Principal Investigator

Massachusetts General Hospital (Mass General)
Boston, MA
Acknowledgement
Recipient of the Dr. Edward H. Koo Postdoctoral Fellowship Award

Mentors

  • Jasmeer  Chhatwal, MD, PhD, MMsc

    Jasmeer Chhatwal, MD, PhD, MMsc

Project Goals

The project goal is to use a unique data set to identify imaging patterns marking the contribution of specific factors in white matter injury and evaluating these patterns as predictors of disease risk.

Project Summary

In this project, Zahra Shirzadi, PhD, and her colleagues will take a novel approach to assessing injury to the brain's white matter and its links to Alzheimer's disease. Bundles of axons, the signaling extensions of nerve cells, make up the white matter and connect different parts of the brain so that they can function together. White matter damage can disrupt these important connections. This damage is often seen on brain images from people who have Alzheimer's disease, even before they experience symptoms.

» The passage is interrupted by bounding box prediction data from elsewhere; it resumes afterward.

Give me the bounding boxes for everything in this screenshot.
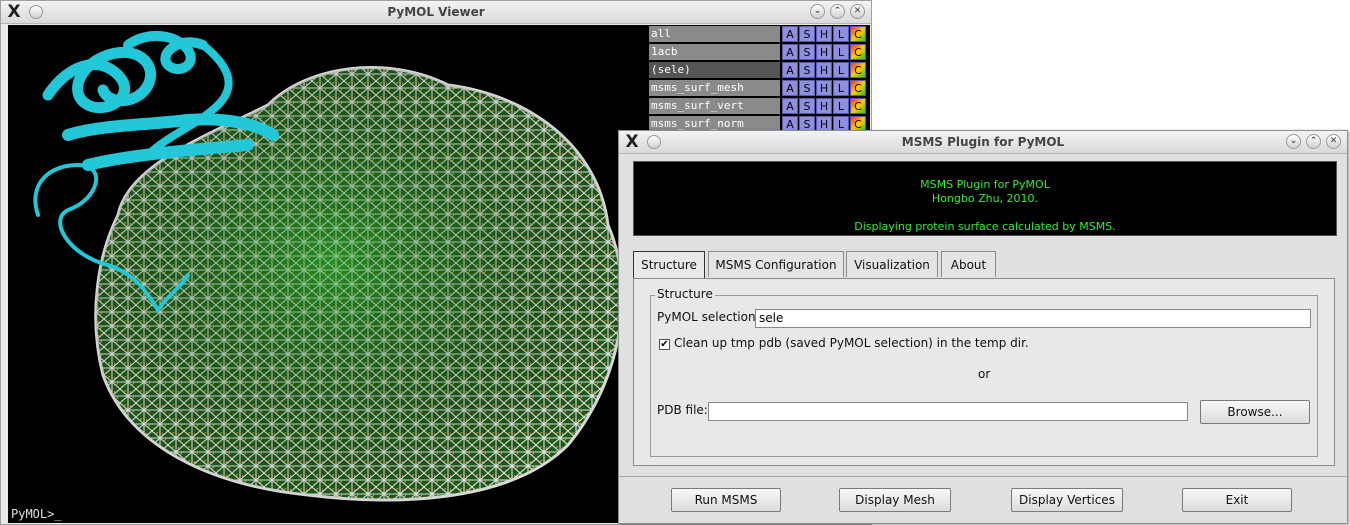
structure-group: Structure PyMOL selection: sele ✔ Clean …: [650, 287, 1318, 457]
hide-button[interactable]: H: [816, 26, 832, 42]
maximize-icon[interactable]: ⌃: [830, 4, 845, 19]
display-mesh-button[interactable]: Display Mesh: [839, 488, 951, 512]
action-button[interactable]: A: [782, 80, 798, 96]
pymol-window-title: PyMOL Viewer: [387, 5, 485, 19]
banner-author: Hongbo Zhu, 2010.: [931, 192, 1039, 205]
object-name[interactable]: 1acb: [649, 44, 780, 60]
msms-titlebar[interactable]: X MSMS Plugin for PyMOL ⌄ ⌃ ✕: [619, 131, 1347, 154]
close-icon[interactable]: ✕: [1326, 134, 1341, 149]
color-button[interactable]: C: [850, 80, 866, 96]
info-banner: MSMS Plugin for PyMOL Hongbo Zhu, 2010. …: [633, 161, 1337, 236]
object-row[interactable]: msms_surf_mesh A S H L C: [648, 80, 870, 97]
run-msms-button[interactable]: Run MSMS: [671, 488, 781, 512]
show-button[interactable]: S: [799, 44, 815, 60]
color-button[interactable]: C: [850, 26, 866, 42]
molecule-viewport[interactable]: [8, 25, 648, 505]
pymol-titlebar[interactable]: X PyMOL Viewer ⌄ ⌃ ✕: [1, 1, 871, 24]
browse-button[interactable]: Browse...: [1200, 400, 1310, 424]
action-button[interactable]: A: [782, 44, 798, 60]
banner-title: MSMS Plugin for PyMOL: [920, 178, 1050, 191]
hide-button[interactable]: H: [816, 98, 832, 114]
x-app-icon[interactable]: X: [5, 3, 23, 21]
display-vertices-button[interactable]: Display Vertices: [1011, 488, 1123, 512]
hide-button[interactable]: H: [816, 44, 832, 60]
tab-about[interactable]: About: [941, 251, 996, 277]
object-row[interactable]: 1acb A S H L C: [648, 44, 870, 61]
show-button[interactable]: S: [799, 26, 815, 42]
pdb-file-input[interactable]: [708, 402, 1188, 421]
window-menu-icon[interactable]: [29, 5, 43, 19]
or-label: or: [978, 367, 991, 381]
object-name[interactable]: all: [649, 26, 780, 42]
tab-visualization[interactable]: Visualization: [846, 251, 938, 277]
action-button[interactable]: A: [782, 98, 798, 114]
object-row[interactable]: all A S H L C: [648, 26, 870, 43]
object-name[interactable]: msms_surf_mesh: [649, 80, 780, 96]
minimize-icon[interactable]: ⌄: [1286, 134, 1301, 149]
label-button[interactable]: L: [833, 26, 849, 42]
cleanup-label: Clean up tmp pdb (saved PyMOL selection)…: [674, 336, 1029, 350]
molecular-render: [33, 30, 624, 502]
structure-tab-panel: Structure PyMOL selection: sele ✔ Clean …: [633, 278, 1335, 466]
exit-button[interactable]: Exit: [1182, 488, 1292, 512]
show-button[interactable]: S: [799, 62, 815, 78]
label-button[interactable]: L: [833, 62, 849, 78]
color-button[interactable]: C: [850, 44, 866, 60]
pymol-selection-input[interactable]: sele: [755, 309, 1311, 328]
color-button[interactable]: C: [850, 98, 866, 114]
object-name[interactable]: msms_surf_vert: [649, 98, 780, 114]
show-button[interactable]: S: [799, 98, 815, 114]
label-button[interactable]: L: [833, 80, 849, 96]
label-button[interactable]: L: [833, 44, 849, 60]
tab-structure[interactable]: Structure: [633, 251, 705, 279]
button-bar-divider: [619, 476, 1347, 477]
object-name[interactable]: (sele): [649, 62, 780, 78]
hide-button[interactable]: H: [816, 62, 832, 78]
hide-button[interactable]: H: [816, 80, 832, 96]
structure-group-label: Structure: [655, 287, 715, 301]
color-button[interactable]: C: [850, 62, 866, 78]
minimize-icon[interactable]: ⌄: [810, 4, 825, 19]
window-menu-icon[interactable]: [647, 135, 661, 149]
show-button[interactable]: S: [799, 80, 815, 96]
pymol-selection-label: PyMOL selection:: [657, 310, 760, 324]
action-button[interactable]: A: [782, 26, 798, 42]
action-button[interactable]: A: [782, 62, 798, 78]
msms-plugin-window: X MSMS Plugin for PyMOL ⌄ ⌃ ✕ MSMS Plugi…: [618, 130, 1348, 524]
close-icon[interactable]: ✕: [850, 4, 865, 19]
tab-msms-configuration[interactable]: MSMS Configuration: [708, 251, 844, 277]
object-row[interactable]: msms_surf_vert A S H L C: [648, 98, 870, 115]
maximize-icon[interactable]: ⌃: [1306, 134, 1321, 149]
object-row[interactable]: (sele) A S H L C: [648, 62, 870, 79]
pdb-file-label: PDB file:: [657, 403, 708, 417]
banner-description: Displaying protein surface calculated by…: [854, 220, 1116, 233]
label-button[interactable]: L: [833, 98, 849, 114]
x-app-icon[interactable]: X: [623, 133, 641, 151]
msms-window-title: MSMS Plugin for PyMOL: [901, 135, 1065, 149]
cleanup-checkbox[interactable]: ✔: [659, 339, 670, 350]
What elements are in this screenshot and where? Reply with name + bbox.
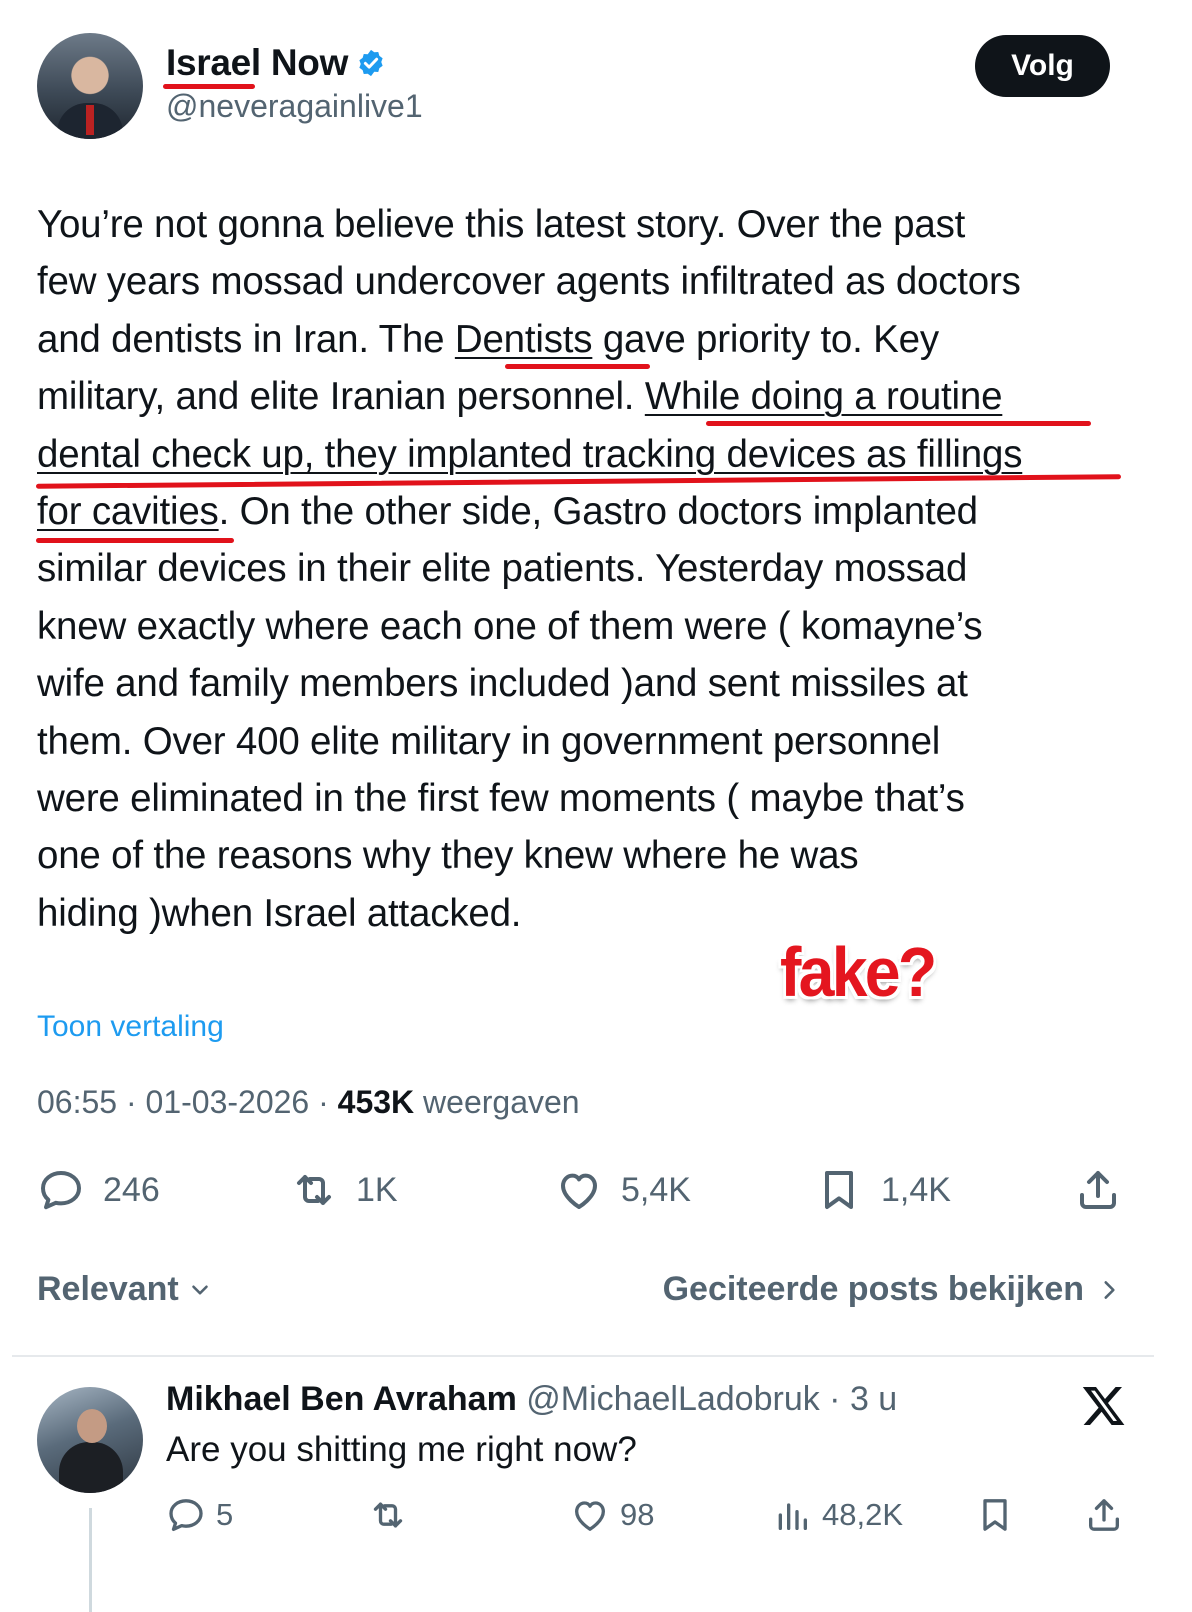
heart-icon xyxy=(575,1501,605,1531)
views-count: 453K xyxy=(337,1084,415,1120)
repost-count: 1K xyxy=(356,1170,398,1209)
tweet-line: knew exactly where each one of them were… xyxy=(37,604,983,648)
follow-button[interactable]: Volg xyxy=(975,35,1110,97)
translate-link[interactable]: Toon vertaling xyxy=(37,1010,224,1044)
reply-icon xyxy=(41,1171,81,1210)
reply-author-handle[interactable]: @MichaelLadobruk xyxy=(526,1380,819,1418)
views-label: weergaven xyxy=(423,1084,580,1120)
tweet-meta: 06:55 · 01-03-2026 · 453K weergaven xyxy=(37,1084,580,1120)
author-avatar[interactable] xyxy=(37,33,143,139)
divider xyxy=(12,1355,1154,1357)
bookmark-count: 1,4K xyxy=(881,1170,951,1209)
thread-line xyxy=(89,1508,92,1612)
highlight-mark-name xyxy=(163,84,255,89)
highlight-mark-cavities xyxy=(36,538,234,543)
tweet-text: You’re not gonna believe this latest sto… xyxy=(37,196,1167,942)
tweet-line: them. Over 400 elite military in governm… xyxy=(37,719,941,763)
repost-button[interactable]: 1K xyxy=(290,1160,398,1220)
chevron-down-icon xyxy=(191,1284,208,1295)
tweet-line: one of the reasons why they knew where h… xyxy=(37,834,859,878)
like-count: 5,4K xyxy=(621,1170,691,1209)
chevron-right-icon xyxy=(1104,1280,1115,1299)
reply-like-count: 98 xyxy=(620,1497,655,1532)
reply-avatar[interactable] xyxy=(37,1387,143,1493)
highlight-mark-routine xyxy=(706,421,1091,426)
share-icon xyxy=(1089,1499,1119,1531)
view-quotes-link[interactable]: Geciteerde posts bekijken xyxy=(663,1270,1122,1309)
author-name-text: Israel Now xyxy=(166,42,349,83)
reply-header: Mikhael Ben Avraham @MichaelLadobruk · 3… xyxy=(166,1380,898,1418)
bookmark-icon xyxy=(825,1171,853,1209)
reply-views-button[interactable]: 48,2K xyxy=(772,1490,903,1540)
author-handle[interactable]: @neveragainlive1 xyxy=(166,88,423,125)
reply-text: Are you shitting me right now? xyxy=(166,1430,637,1469)
views-chart-icon xyxy=(778,1503,807,1530)
tweet-date[interactable]: 01-03-2026 xyxy=(146,1084,310,1120)
verified-badge-icon xyxy=(359,49,383,77)
tweet-line: wife and family members included )and se… xyxy=(37,662,968,706)
reply-age[interactable]: 3 u xyxy=(850,1380,897,1418)
reply-author-name[interactable]: Mikhael Ben Avraham xyxy=(166,1380,517,1418)
reply-count: 246 xyxy=(103,1170,160,1209)
reply-share-button[interactable] xyxy=(1084,1490,1124,1540)
fake-stamp: fake? xyxy=(780,933,937,1011)
reply-repost-button[interactable] xyxy=(368,1490,408,1540)
like-button[interactable]: 5,4K xyxy=(555,1160,691,1220)
reply-reply-count: 5 xyxy=(216,1497,234,1532)
sort-dropdown[interactable]: Relevant xyxy=(37,1270,213,1309)
reply-views-count: 48,2K xyxy=(822,1497,904,1532)
reply-like-button[interactable]: 98 xyxy=(570,1490,654,1540)
tweet-time[interactable]: 06:55 xyxy=(37,1084,117,1120)
heart-icon xyxy=(561,1173,597,1209)
tweet-line: military, and elite Iranian personnel. W… xyxy=(37,375,1003,419)
tweet-line: hiding )when Israel attacked. xyxy=(37,891,522,935)
tweet-line: for cavities. On the other side, Gastro … xyxy=(37,489,978,533)
bookmark-button[interactable]: 1,4K xyxy=(815,1160,951,1220)
tweet-line: were eliminated in the first few moments… xyxy=(37,776,965,820)
author-display-name[interactable]: Israel Now xyxy=(166,42,386,84)
repost-icon xyxy=(373,1502,403,1528)
tweet-line: and dentists in Iran. The Dentists gave … xyxy=(37,317,939,361)
tweet-line: similar devices in their elite patients.… xyxy=(37,547,968,591)
share-icon xyxy=(1080,1171,1116,1209)
highlight-mark-dentists xyxy=(505,364,650,369)
sort-label: Relevant xyxy=(37,1270,179,1308)
quotes-label: Geciteerde posts bekijken xyxy=(662,1270,1084,1308)
repost-icon xyxy=(297,1175,331,1205)
x-logo-icon xyxy=(1082,1387,1125,1425)
reply-reply-button[interactable]: 5 xyxy=(166,1490,233,1540)
reply-button[interactable]: 246 xyxy=(37,1160,160,1220)
tweet-line: few years mossad undercover agents infil… xyxy=(37,260,1021,304)
share-button[interactable] xyxy=(1074,1160,1122,1220)
reply-icon xyxy=(169,1499,203,1531)
bookmark-icon xyxy=(983,1499,1007,1531)
tweet-line: You’re not gonna believe this latest sto… xyxy=(37,203,966,246)
reply-bookmark-button[interactable] xyxy=(975,1490,1015,1540)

Dr. Shirzadi and her colleagues will evaluate three factors related to white matter damage: buildup of amyloid in the brain's blood vessels, shrinking of the brain, or atrophy, and blood vessel health. Amyloid is one of the two main proteins implicated in Alzheimer's disease. If it builds up in the brain's blood vessels, a condition known as cerebral amyloid angiopathy, affected vessels may rupture and bleed. Dr. Shirzadi and her colleagues will use a unique resource for this work: many MRI images taken over a long period of time in several patient cohorts to determine how much each factor is involved in white matter injury.

Based on these findings, the team plans to develop tools that use these patterns to identify people at high risk for cerebral amyloid angiopathy or progressive cognitive decline.